According to the cannabis industry research company BDS Analytics (BDSA), the global legal cannabis market was approximately US$14.7 billion in 2019 and is expected to reach US$20.4 billion in 2020. BDSA forecasts that the industry will continue to grow at a CAGR of 21% from 2019 to 2025. The US market alone will grow at a CAGR of 18% and by 2025 will be the largest market in the world, commanding a 72% market share.

The potential impact of COVID 19 on the industry is not reflected in these BDSA forecast data above. However, based on the recently reported data, the COVID 19 outbreak actually spurred demand for cannabis in Canada and the US. Recreational cannabis sales averaged about C$180M per month in March and April 2020, up almost 20% sequentially from January/February levels per Marijuana Business Daily. Many states in the US saw similar demand surges, with cannabis deemed an essential business by most state governors and consumers finding more time on their hands.

Despite the scale and growth potential, the cannabis industry in the US is subject to a complex legal and regulatory framework. Unlike Canada where the cannabis industry enjoys full federal legalization, only 36 of the US states allow for some type of legal use under state law and cannabis is still illegal at the federal level as a Schedule I drug under the 1970 Controlled Substances Act.

However, the recent outbreak of COVID 19 could potential provide some tailwinds to the cannabis industry in the US, both in terms of demand and the regulatory environment as commercial cannabis has been a meaningful source of tax revenue and job creation. On May 12, 2020, the US House of Representative introduced a $3 trillion relief package (the Heroes Act) that included the provisions of the SAFE Banking Act that protect banks servicing marijuana-related businesses from being penalized by federal regulators. This potentially legalized access of cannabis businesses to banking services will be one important accelerant to growth in the US as the major US banks will be able to provide banking services, corporate lending and stock listing, etc to US-focused cannabis companies.

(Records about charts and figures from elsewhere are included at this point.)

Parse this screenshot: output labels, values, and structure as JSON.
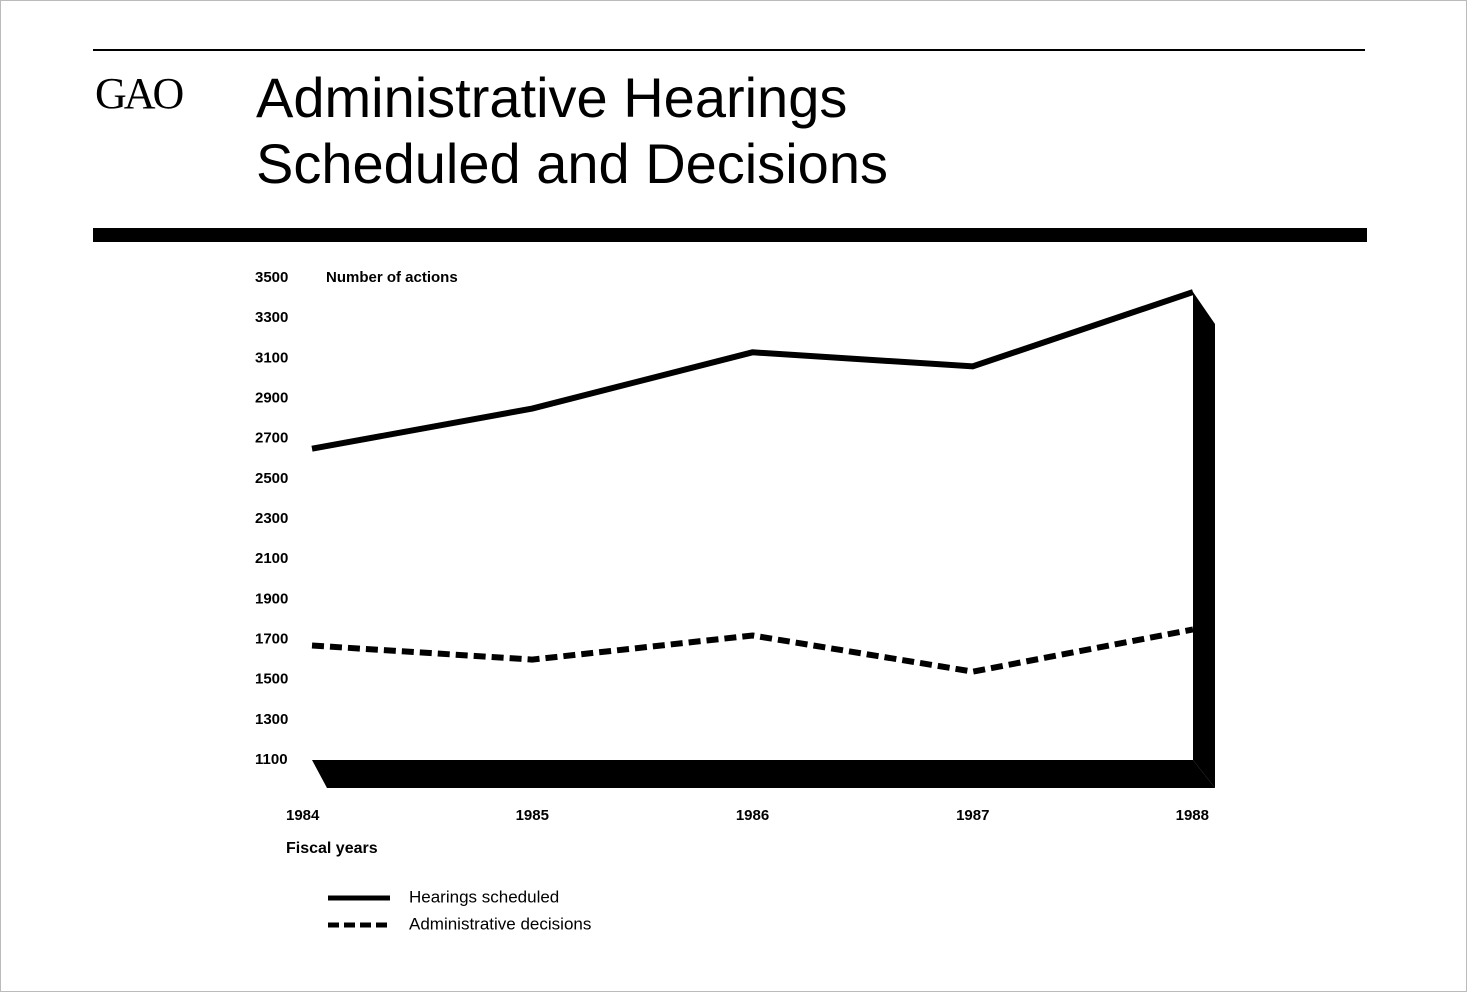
{
  "chart_data": {
    "type": "line",
    "brand": "GAO",
    "title": [
      "Administrative Hearings",
      "Scheduled and Decisions"
    ],
    "y_label": "Number of actions",
    "x_label": "Fiscal years",
    "categories": [
      "1984",
      "1985",
      "1986",
      "1987",
      "1988"
    ],
    "series": [
      {
        "name": "Hearings scheduled",
        "color": "#000000",
        "dash": "solid",
        "values": [
          2650,
          2850,
          3130,
          3060,
          3430
        ]
      },
      {
        "name": "Administrative decisions",
        "color": "#000000",
        "dash": "dashed",
        "values": [
          1670,
          1600,
          1720,
          1540,
          1750
        ]
      }
    ],
    "ylim": [
      1100,
      3500
    ],
    "yticks": [
      1100,
      1300,
      1500,
      1700,
      1900,
      2100,
      2300,
      2500,
      2700,
      2900,
      3100,
      3300,
      3500
    ],
    "grid": false
  }
}
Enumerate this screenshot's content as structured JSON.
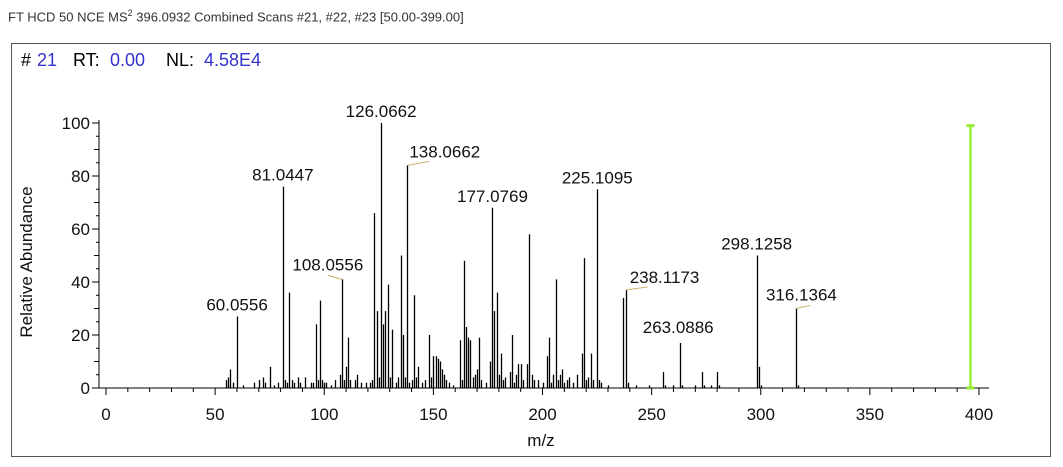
{
  "header": {
    "prefix": "FT HCD 50 NCE MS",
    "ms_order": "2",
    "suffix": " 396.0932 Combined Scans #21, #22, #23 [50.00-399.00]"
  },
  "info": {
    "scan_label": "#",
    "scan_value": "21",
    "rt_label": "RT:",
    "rt_value": "0.00",
    "nl_label": "NL:",
    "nl_value": "4.58E4"
  },
  "colors": {
    "accent_value": "#3333cc",
    "precursor_marker": "#99ee33",
    "peak": "#000000",
    "label_connector": "#c8b070"
  },
  "chart_data": {
    "type": "bar",
    "xlabel": "m/z",
    "ylabel": "Relative Abundance",
    "xlim": [
      -5,
      400
    ],
    "ylim": [
      0,
      100
    ],
    "x_ticks": [
      0,
      50,
      100,
      150,
      200,
      250,
      300,
      350,
      400
    ],
    "y_ticks": [
      0,
      20,
      40,
      60,
      80,
      100
    ],
    "precursor_marker": {
      "x": 396.0932,
      "y": 99
    },
    "peaks": [
      [
        55,
        3
      ],
      [
        56,
        4
      ],
      [
        57,
        7
      ],
      [
        58,
        2
      ],
      [
        60.0556,
        27
      ],
      [
        63,
        1
      ],
      [
        68,
        2
      ],
      [
        70,
        3
      ],
      [
        72,
        4
      ],
      [
        73,
        2
      ],
      [
        75,
        8
      ],
      [
        77,
        1
      ],
      [
        79,
        2
      ],
      [
        81.0447,
        76
      ],
      [
        82,
        3
      ],
      [
        83,
        2
      ],
      [
        84,
        36
      ],
      [
        85,
        3
      ],
      [
        86,
        2
      ],
      [
        88,
        4
      ],
      [
        89,
        2
      ],
      [
        91,
        4
      ],
      [
        94,
        2
      ],
      [
        95,
        2
      ],
      [
        96,
        24
      ],
      [
        97,
        3
      ],
      [
        98,
        33
      ],
      [
        99,
        3
      ],
      [
        100,
        2
      ],
      [
        101,
        2
      ],
      [
        103,
        1
      ],
      [
        105,
        3
      ],
      [
        107,
        5
      ],
      [
        108.0556,
        41
      ],
      [
        109,
        3
      ],
      [
        110,
        8
      ],
      [
        111,
        19
      ],
      [
        112,
        3
      ],
      [
        114,
        3
      ],
      [
        115,
        5
      ],
      [
        117,
        2
      ],
      [
        119,
        2
      ],
      [
        121,
        2
      ],
      [
        122,
        3
      ],
      [
        123,
        66
      ],
      [
        124,
        29
      ],
      [
        125,
        4
      ],
      [
        126.0662,
        100
      ],
      [
        127,
        24
      ],
      [
        128,
        29
      ],
      [
        129,
        39
      ],
      [
        130,
        4
      ],
      [
        131,
        22
      ],
      [
        133,
        2
      ],
      [
        134,
        4
      ],
      [
        135,
        50
      ],
      [
        136,
        20
      ],
      [
        137,
        4
      ],
      [
        138.0662,
        84
      ],
      [
        139,
        2
      ],
      [
        140,
        3
      ],
      [
        141,
        35
      ],
      [
        142,
        4
      ],
      [
        143,
        8
      ],
      [
        145,
        2
      ],
      [
        146,
        3
      ],
      [
        148,
        20
      ],
      [
        149,
        4
      ],
      [
        150,
        12
      ],
      [
        151,
        12
      ],
      [
        152,
        11
      ],
      [
        153,
        10
      ],
      [
        154,
        7
      ],
      [
        155,
        5
      ],
      [
        156,
        3
      ],
      [
        157,
        2
      ],
      [
        159,
        1
      ],
      [
        162,
        18
      ],
      [
        163,
        3
      ],
      [
        164,
        48
      ],
      [
        165,
        23
      ],
      [
        166,
        19
      ],
      [
        167,
        18
      ],
      [
        168,
        4
      ],
      [
        169,
        5
      ],
      [
        170,
        7
      ],
      [
        171,
        19
      ],
      [
        172,
        3
      ],
      [
        174,
        2
      ],
      [
        176,
        10
      ],
      [
        177.0769,
        68
      ],
      [
        178,
        29
      ],
      [
        179,
        36
      ],
      [
        180,
        5
      ],
      [
        181,
        13
      ],
      [
        182,
        3
      ],
      [
        183,
        4
      ],
      [
        185,
        6
      ],
      [
        186,
        20
      ],
      [
        187,
        2
      ],
      [
        188,
        5
      ],
      [
        189,
        9
      ],
      [
        190,
        9
      ],
      [
        191,
        3
      ],
      [
        193,
        9
      ],
      [
        194,
        58
      ],
      [
        195,
        5
      ],
      [
        196,
        3
      ],
      [
        198,
        3
      ],
      [
        200,
        2
      ],
      [
        202,
        12
      ],
      [
        203,
        19
      ],
      [
        204,
        2
      ],
      [
        205,
        5
      ],
      [
        206,
        41
      ],
      [
        207,
        3
      ],
      [
        208,
        5
      ],
      [
        209,
        7
      ],
      [
        210,
        2
      ],
      [
        211,
        3
      ],
      [
        212,
        4
      ],
      [
        214,
        2
      ],
      [
        216,
        5
      ],
      [
        218,
        13
      ],
      [
        219,
        49
      ],
      [
        220,
        3
      ],
      [
        221,
        4
      ],
      [
        222,
        13
      ],
      [
        223,
        3
      ],
      [
        225.1095,
        75
      ],
      [
        226,
        3
      ],
      [
        227,
        2
      ],
      [
        230,
        1
      ],
      [
        237,
        34
      ],
      [
        238.1173,
        37
      ],
      [
        239,
        2
      ],
      [
        243,
        1
      ],
      [
        249,
        1
      ],
      [
        255,
        6
      ],
      [
        256,
        1
      ],
      [
        260,
        1
      ],
      [
        263.0886,
        17
      ],
      [
        264,
        1
      ],
      [
        270,
        1
      ],
      [
        273,
        6
      ],
      [
        274,
        1
      ],
      [
        277,
        1
      ],
      [
        280,
        6
      ],
      [
        281,
        1
      ],
      [
        298.1258,
        50
      ],
      [
        299,
        8
      ],
      [
        300,
        1
      ],
      [
        316.1364,
        30
      ],
      [
        317,
        1
      ]
    ],
    "labels": [
      {
        "text": "60.0556",
        "mz": 60.0556,
        "y": 27
      },
      {
        "text": "81.0447",
        "mz": 81.0447,
        "y": 76
      },
      {
        "text": "108.0556",
        "mz": 108.0556,
        "y": 41
      },
      {
        "text": "126.0662",
        "mz": 126.0662,
        "y": 100
      },
      {
        "text": "138.0662",
        "mz": 138.0662,
        "y": 84
      },
      {
        "text": "177.0769",
        "mz": 177.0769,
        "y": 68
      },
      {
        "text": "225.1095",
        "mz": 225.1095,
        "y": 75
      },
      {
        "text": "238.1173",
        "mz": 238.1173,
        "y": 37
      },
      {
        "text": "263.0886",
        "mz": 263.0886,
        "y": 17
      },
      {
        "text": "298.1258",
        "mz": 298.1258,
        "y": 50
      },
      {
        "text": "316.1364",
        "mz": 316.1364,
        "y": 30
      }
    ]
  }
}
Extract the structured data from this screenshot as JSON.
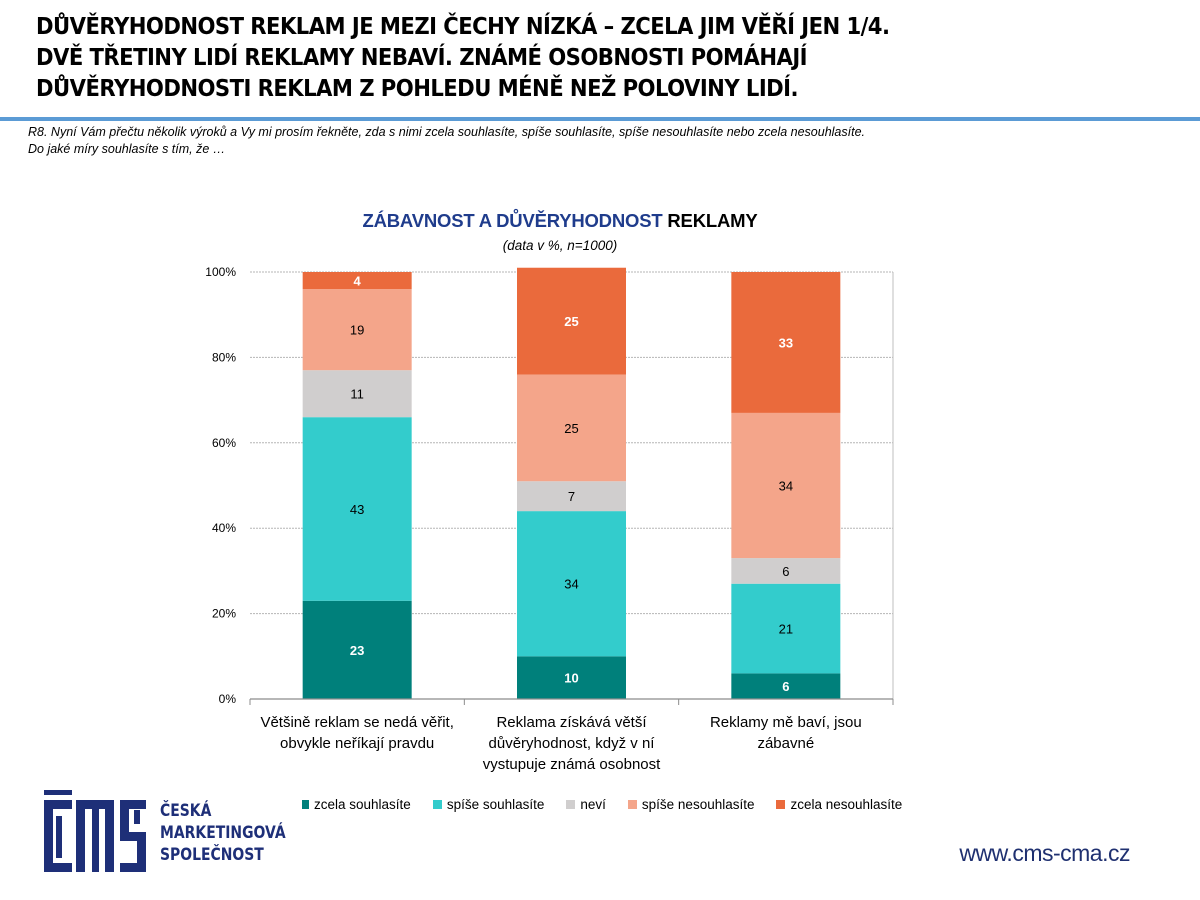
{
  "headline": {
    "lines": [
      "DŮVĚRYHODNOST REKLAM JE MEZI ČECHY NÍZKÁ – ZCELA JIM VĚŘÍ JEN 1/4.",
      "DVĚ TŘETINY LIDÍ REKLAMY NEBAVÍ. ZNÁMÉ OSOBNOSTI POMÁHAJÍ",
      "DŮVĚRYHODNOSTI REKLAM Z POHLEDU MÉNĚ NEŽ POLOVINY LIDÍ."
    ]
  },
  "question": {
    "lines": [
      "R8. Nyní Vám přečtu několik výroků a Vy mi prosím řekněte, zda s nimi zcela souhlasíte, spíše souhlasíte, spíše nesouhlasíte nebo zcela nesouhlasíte.",
      "Do jaké míry souhlasíte s tím, že …"
    ]
  },
  "colors": {
    "accent_rule": "#5b9bd5",
    "title_blue": "#1f3c8c",
    "logo_blue": "#1e2f78"
  },
  "chart_data": {
    "type": "bar",
    "stacked": true,
    "percent_stacked": true,
    "title_blue_part": "ZÁBAVNOST A DŮVĚRYHODNOST",
    "title_black_part": "REKLAMY",
    "subtitle": "(data v %, n=1000)",
    "xlabel": "",
    "ylabel": "",
    "ylim": [
      0,
      100
    ],
    "y_ticks": [
      "0%",
      "20%",
      "40%",
      "60%",
      "80%",
      "100%"
    ],
    "y_tick_values": [
      0,
      20,
      40,
      60,
      80,
      100
    ],
    "grid": true,
    "legend_position": "bottom",
    "categories": [
      "Většině reklam se nedá věřit, obvykle neříkají pravdu",
      "Reklama získává větší důvěryhodnost, když v ní vystupuje známá osobnost",
      "Reklamy mě baví, jsou zábavné"
    ],
    "series": [
      {
        "name": "zcela souhlasíte",
        "color": "#00807b",
        "label_color": "#ffffff",
        "values": [
          23,
          10,
          6
        ]
      },
      {
        "name": "spíše souhlasíte",
        "color": "#33cccc",
        "label_color": "#000000",
        "values": [
          43,
          34,
          21
        ]
      },
      {
        "name": "neví",
        "color": "#d0cece",
        "label_color": "#000000",
        "values": [
          11,
          7,
          6
        ]
      },
      {
        "name": "spíše nesouhlasíte",
        "color": "#f4a58a",
        "label_color": "#000000",
        "values": [
          19,
          25,
          34
        ]
      },
      {
        "name": "zcela nesouhlasíte",
        "color": "#ea6a3c",
        "label_color": "#ffffff",
        "values": [
          4,
          25,
          33
        ]
      }
    ]
  },
  "logo": {
    "lines": [
      "ČESKÁ",
      "MARKETINGOVÁ",
      "SPOLEČNOST"
    ]
  },
  "footer": {
    "website": "www.cms-cma.cz"
  }
}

Another potential catalyst in favor of the industry could be the upcoming Presidential Election in November. Though the current President has mixed statements on cannabis legalization, it could not be ruled out that he would push to legalize marijuana at the federal level to boost his support if he is lagging further in the polls over the next few months.

Key Risks

1) If THCB and/or SSPK are not able to complete a business combination by their respective deadlines, the SPACs will be liquidated and their warrants will be worthless.

2) SPAC warrants are often not as liquid as underlying common shares, and warrant investors could be exposed to liquidity risk, especially in the volatile market environment.

3) THCB and SSPK are cannabis-focused SPACs and their success will be partially contingent upon the legality of the cannabis industry. The potential business combinations could be negatively impacted and significantly delayed due to negative regulatory and/or legal developments.

Conclusion

Both THCBW and SSPKW are mispriced as they have closely tracked the cannabis ETF MJ which has been under extreme downward pressure. In reality, THCB and SSPK will benefit from a lower industry valuation as it will enable them to identify and complete acquisitions with ample choices and more reasonable valuations. THCBW and SSPKW could potentially generate 3x-5x returns upon deal announcements and completions over the next 7 months. Like all other SPACs, the risk of owning warrants is that they could expire worthless in a liquidation scenario.

Disclosure: I am/we are long SSPKW THCBW. I wrote this article myself, and it expresses my own opinions. I am not receiving compensation for it (other than from Seeking Alpha). I have no business relationship with any company whose stock is mentioned in this article.